Louisville and Nashville Railroad Station

Edit profile
Louisville and Nashville Railroad Station

The Historic Railpark and Train Museum, formerly the Louisville and Nashville Railroad Station in Bowling Green, Kentucky, is an historic railroad station. It was placed on the National Register of Historic Places on December 18, 1979. Built in 1925, the standing depot is the last among a succession of Louisville & Nashville Railroad depots that served Bowling Green.

The first railroad depot built in Bowling Green was in 1859, when the L&N's rails reached Bowling Green. The line from Nashville reached Bowling Green on August 10, and was celebrated by 10,000 Nashvillians. The line to Louisville was complete on October 18.

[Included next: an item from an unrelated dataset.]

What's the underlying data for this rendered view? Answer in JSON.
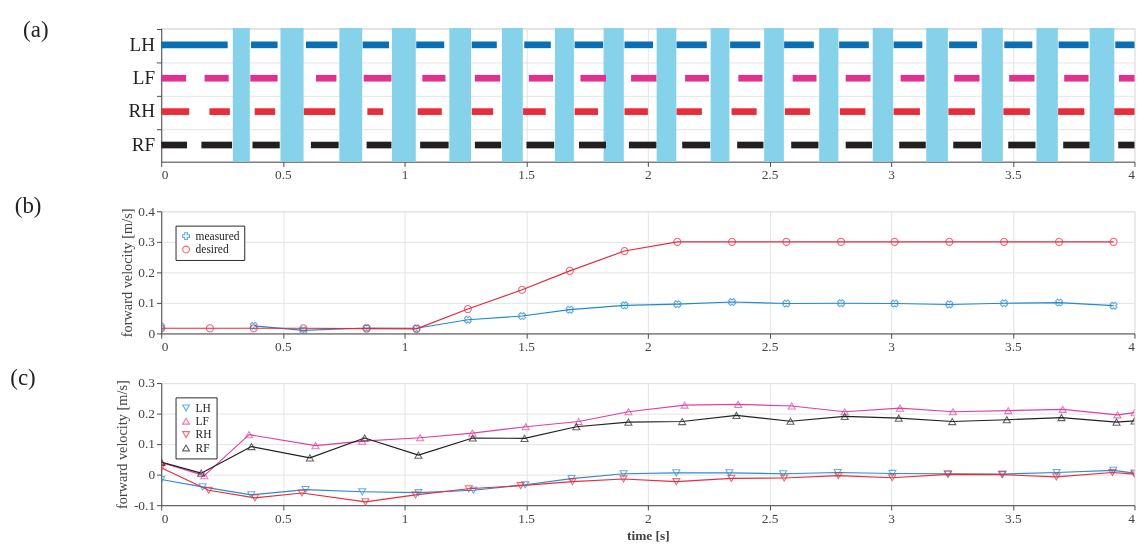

The first Louisville & Nashville Station in Bowling Green was a brick building. However, both armies during the Civil War found the L&N railroad a convenient logistical tool, and found the region a convenient passageway to enemy territory, making Bowling Green a key to both sides' Western war plans. When the Confederates were forced to retreat from the city, they burned all the railroad supplies they could and destroyed the brick depot. When Union troops took the city, they set about building a new depot. It was a wooden building, and served the railroad and people of Bowling Green through the rest of the 19th century. Local agricultural goods, such as strawberries and tobacco, were shipped from the depot, as well as locally mined building stone and oil. This made the L&N station the largest employment center in Bowling Green.

In 1878 malaria broke out from New Orleans to Memphis, Tennessee. Residents of Memphis wishing to escape the epidemic boarded the L&N trains, but residents from other towns refused to let them leave the train at their towns. Bowling Green's station was the first place they could leave the train, but enormous bonfires were built in order to deter infection. The evacuation of Memphis lasted a few days, until Memphis was quarantined.

At its peak, the depot served twenty trains a day. By the 1900s, the depot was becoming too small to adequately serve all those who used it. However, the president of the L&N, Milton H. Smith, was rumored to have been arrested once in Bowling Green and refused to build a new station in Bowling Green. In the 1920s, the new depot, the one still standing, was built with much celebration five years after Smith's death, seeming to confirm the rumor. It was constructed of locally quarried limestone. After World War II, rail traffic was becoming less popular. Although Amtrak replaced L&N Passnger service in 1971, the last passenger train left the depot on October 6, 1979.

Currently, the old depot serves as The Historic Railpark and Train Museum, with several historic railroad cars on the property. One festival held annually in December is the Festival of Trains.